Predictable, late Seventies ageing actors who are clearly only in it for the money. Still, it has a certain period charm. 6/10.
The Wild Geese II is far superior. :smile:
 

Drago

Legendary Member
The Equalizer.

All a bit improbable, but quite watchable for all that. Decent weapons drills - none of that stupid and fake click when someone picks up and points a pistol (all semi autos work in Double Action, older ones in Simgle Action also, so provided there's a round in the chamber and no safety is set just pull the trigger and fire, no sinister and very annoying clicky noise).

A bit OTT, but not dreadful either. 5.5/10.
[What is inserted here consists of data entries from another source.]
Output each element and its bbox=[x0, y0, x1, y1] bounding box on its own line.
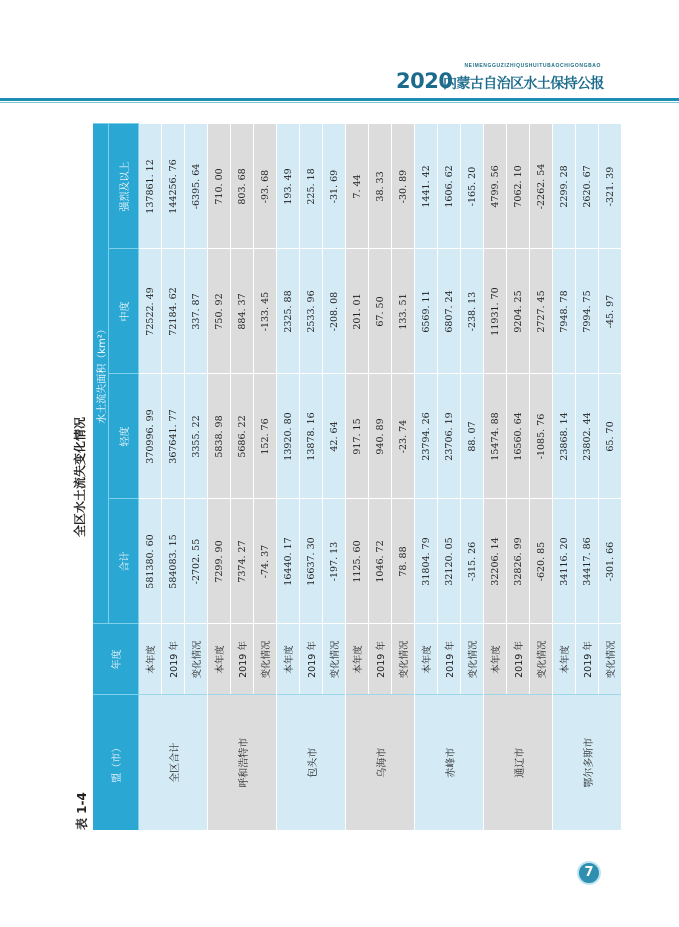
value-cell: -6395. 64 bbox=[185, 124, 208, 249]
year-cell: 2019 年 bbox=[369, 624, 392, 695]
table-label: 表 1-4 bbox=[75, 792, 89, 830]
value-cell: -93. 68 bbox=[254, 124, 277, 249]
table-row bbox=[484, 124, 507, 830]
value-cell: -620. 85 bbox=[530, 499, 553, 624]
col-header-total: 合计 bbox=[109, 499, 139, 624]
value-cell: 23706. 19 bbox=[438, 374, 461, 499]
value-cell: 72184. 62 bbox=[162, 249, 185, 374]
value-cell: 144256. 76 bbox=[162, 124, 185, 249]
value-cell: 884. 37 bbox=[231, 249, 254, 374]
region-name: 全区合计 bbox=[139, 695, 208, 830]
col-year-header: 年度 bbox=[93, 624, 139, 695]
year-cell: 本年度 bbox=[553, 624, 576, 695]
value-cell: 42. 64 bbox=[323, 374, 346, 499]
value-cell: 34116. 20 bbox=[553, 499, 576, 624]
year-cell: 变化情况 bbox=[530, 624, 553, 695]
value-cell: -2262. 54 bbox=[530, 124, 553, 249]
value-cell: 1046. 72 bbox=[369, 499, 392, 624]
year-cell: 2019 年 bbox=[162, 624, 185, 695]
col-header-light: 轻度 bbox=[109, 374, 139, 499]
value-cell: 370996. 99 bbox=[139, 374, 162, 499]
page-number: 7 bbox=[577, 861, 601, 885]
table-row bbox=[139, 124, 162, 830]
value-cell: 2533. 96 bbox=[300, 249, 323, 374]
value-cell: -31. 69 bbox=[323, 124, 346, 249]
value-cell: 2727. 45 bbox=[530, 249, 553, 374]
value-cell: 710. 00 bbox=[208, 124, 231, 249]
table-row bbox=[208, 124, 231, 830]
value-cell: 1441. 42 bbox=[415, 124, 438, 249]
value-cell: -321. 39 bbox=[599, 124, 622, 249]
value-cell: 65. 70 bbox=[599, 374, 622, 499]
value-cell: -165. 20 bbox=[461, 124, 484, 249]
year-cell: 变化情况 bbox=[461, 624, 484, 695]
header-year: 2020 bbox=[396, 69, 453, 93]
value-cell: 7. 44 bbox=[346, 124, 369, 249]
value-cell: 6807. 24 bbox=[438, 249, 461, 374]
value-cell: 23802. 44 bbox=[576, 374, 599, 499]
col-header-moderate: 中度 bbox=[109, 249, 139, 374]
value-cell: 367641. 77 bbox=[162, 374, 185, 499]
year-cell: 本年度 bbox=[277, 624, 300, 695]
value-cell: 152. 76 bbox=[254, 374, 277, 499]
value-cell: 34417. 86 bbox=[576, 499, 599, 624]
year-cell: 本年度 bbox=[346, 624, 369, 695]
value-cell: 193. 49 bbox=[277, 124, 300, 249]
region-name: 包头市 bbox=[277, 695, 346, 830]
year-cell: 2019 年 bbox=[300, 624, 323, 695]
table-body bbox=[139, 124, 622, 830]
value-cell: 2299. 28 bbox=[553, 124, 576, 249]
region-name: 通辽市 bbox=[484, 695, 553, 830]
table-title: 全区水土流失变化情况 bbox=[73, 417, 87, 538]
value-cell: 9204. 25 bbox=[507, 249, 530, 374]
erosion-table bbox=[93, 123, 622, 830]
table-row bbox=[553, 124, 576, 830]
value-cell: 23794. 26 bbox=[415, 374, 438, 499]
value-cell: -45. 97 bbox=[599, 249, 622, 374]
region-name: 乌海市 bbox=[346, 695, 415, 830]
page-header bbox=[0, 0, 679, 110]
value-cell: 32826. 99 bbox=[507, 499, 530, 624]
value-cell: 67. 50 bbox=[369, 249, 392, 374]
header-rule-thin bbox=[0, 102, 679, 103]
table-row bbox=[277, 124, 300, 830]
value-cell: 78. 88 bbox=[392, 499, 415, 624]
value-cell: 337. 87 bbox=[185, 249, 208, 374]
table-row bbox=[415, 124, 438, 830]
value-cell: 133. 51 bbox=[392, 249, 415, 374]
value-cell: 137861. 12 bbox=[139, 124, 162, 249]
value-cell: -301. 66 bbox=[599, 499, 622, 624]
year-cell: 2019 年 bbox=[507, 624, 530, 695]
year-cell: 本年度 bbox=[484, 624, 507, 695]
value-cell: 5838. 98 bbox=[208, 374, 231, 499]
value-cell: 31804. 79 bbox=[415, 499, 438, 624]
value-cell: 72522. 49 bbox=[139, 249, 162, 374]
value-cell: -315. 26 bbox=[461, 499, 484, 624]
value-cell: 16637. 30 bbox=[300, 499, 323, 624]
value-cell: 5686. 22 bbox=[231, 374, 254, 499]
value-cell: 23868. 14 bbox=[553, 374, 576, 499]
value-cell: 6569. 11 bbox=[415, 249, 438, 374]
value-cell: 16560. 64 bbox=[507, 374, 530, 499]
value-cell: 15474. 88 bbox=[484, 374, 507, 499]
value-cell: 201. 01 bbox=[346, 249, 369, 374]
region-name: 鄂尔多斯市 bbox=[553, 695, 622, 830]
value-cell: 917. 15 bbox=[346, 374, 369, 499]
value-cell: 1125. 60 bbox=[346, 499, 369, 624]
value-cell: -23. 74 bbox=[392, 374, 415, 499]
value-cell: 2620. 67 bbox=[576, 124, 599, 249]
year-cell: 本年度 bbox=[139, 624, 162, 695]
value-cell: -74. 37 bbox=[254, 499, 277, 624]
value-cell: -208. 08 bbox=[323, 249, 346, 374]
year-cell: 2019 年 bbox=[576, 624, 599, 695]
value-cell: 11931. 70 bbox=[484, 249, 507, 374]
header-pinyin: NEIMENGGUZIZHIQUSHUITUBAOCHIGONGBAO bbox=[464, 63, 601, 69]
value-cell: 2325. 88 bbox=[277, 249, 300, 374]
value-cell: 803. 68 bbox=[231, 124, 254, 249]
year-cell: 2019 年 bbox=[438, 624, 461, 695]
value-cell: 32206. 14 bbox=[484, 499, 507, 624]
value-cell: 581380. 60 bbox=[139, 499, 162, 624]
header-title: 内蒙古自治区水土保持公报 bbox=[443, 76, 604, 92]
year-cell: 变化情况 bbox=[185, 624, 208, 695]
year-cell: 变化情况 bbox=[323, 624, 346, 695]
value-cell: -197. 13 bbox=[323, 499, 346, 624]
value-cell: 16440. 17 bbox=[277, 499, 300, 624]
value-cell: -238. 13 bbox=[461, 249, 484, 374]
year-cell: 变化情况 bbox=[599, 624, 622, 695]
col-region-header: 盟（市） bbox=[93, 695, 139, 830]
value-cell: -133. 45 bbox=[254, 249, 277, 374]
value-cell: 38. 33 bbox=[369, 124, 392, 249]
col-header-severe: 强烈及以上 bbox=[109, 124, 139, 249]
value-cell: 32120. 05 bbox=[438, 499, 461, 624]
value-cell: 225. 18 bbox=[300, 124, 323, 249]
value-cell: 940. 89 bbox=[369, 374, 392, 499]
value-cell: 3355. 22 bbox=[185, 374, 208, 499]
table-row bbox=[346, 124, 369, 830]
region-name: 呼和浩特市 bbox=[208, 695, 277, 830]
value-cell: -30. 89 bbox=[392, 124, 415, 249]
value-cell: 13878. 16 bbox=[300, 374, 323, 499]
value-cell: 7299. 90 bbox=[208, 499, 231, 624]
value-cell: -1085. 76 bbox=[530, 374, 553, 499]
rotated-table-block bbox=[69, 124, 617, 830]
value-cell: 750. 92 bbox=[208, 249, 231, 374]
year-cell: 本年度 bbox=[208, 624, 231, 695]
value-cell: 7994. 75 bbox=[576, 249, 599, 374]
value-cell: 4799. 56 bbox=[484, 124, 507, 249]
value-cell: 7062. 10 bbox=[507, 124, 530, 249]
value-cell: 1606. 62 bbox=[438, 124, 461, 249]
value-cell: -2702. 55 bbox=[185, 499, 208, 624]
year-cell: 变化情况 bbox=[254, 624, 277, 695]
value-cell: 88. 07 bbox=[461, 374, 484, 499]
header-rule bbox=[0, 98, 679, 101]
col-group-header: 水土流失面积（km²） bbox=[93, 124, 109, 624]
year-cell: 2019 年 bbox=[231, 624, 254, 695]
value-cell: 584083. 15 bbox=[162, 499, 185, 624]
value-cell: 13920. 80 bbox=[277, 374, 300, 499]
region-name: 赤峰市 bbox=[415, 695, 484, 830]
year-cell: 变化情况 bbox=[392, 624, 415, 695]
year-cell: 本年度 bbox=[415, 624, 438, 695]
value-cell: 7374. 27 bbox=[231, 499, 254, 624]
value-cell: 7948. 78 bbox=[553, 249, 576, 374]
There's supposed to be a sequel in the making, and having established the character and premise it might be better.
 

John the Monkey

Frivolous Cyclist
Location
Crewe
Willow Creek
Ok found footage horror - it relies a lot on building tension and not really showing anything, so if you're ok with that, you'll have a two, maybe three star time with this. Nothing special, very Blair Witch-y, in tone, and you'd probably be better off watching that, or the superior (imo) Lake Mungo instead.

Monuments Men
Solid WWII film about a team of academics racing to save the cultural treasures of Europe from destruction and theft. Well directed, and well told, but lacks the courage of its characters' convictions at times (there are lots of scenes where the film is at pains to show the human cost of the war, and deliberations over whether the art is worth the risk of preserving it). That's balanced with scenes of Nazi destruction of "decadent" art (and even just art that they don't have time to steal) which have a surprising degree of emotional punch. A good cast play their parts well (the double acts between Jon Goodman and Jean Dujardin & Bill Murray and Bob Balaban are particular highlights.

It's a curiously old fashioned film at times, but solidly enjoyable, and worth catching.
 

swee'pea99

Legendary Member
Saving Mr. Banks - an account of the encounter between Walt Disney, a man haunted by a 20 year promise to his daughter to make a film of Mary Poppins, and Mrs P. L. Travers, the author who's been fending him off all that time but has finally run out of money. An excellent script, clever direction, some beautiful cinematography, and fine performances from the leads, Tom Hanks and Emma Thompson, coming together in a moving, frequently funny and surprisingly unschmaltzy film. 8/10.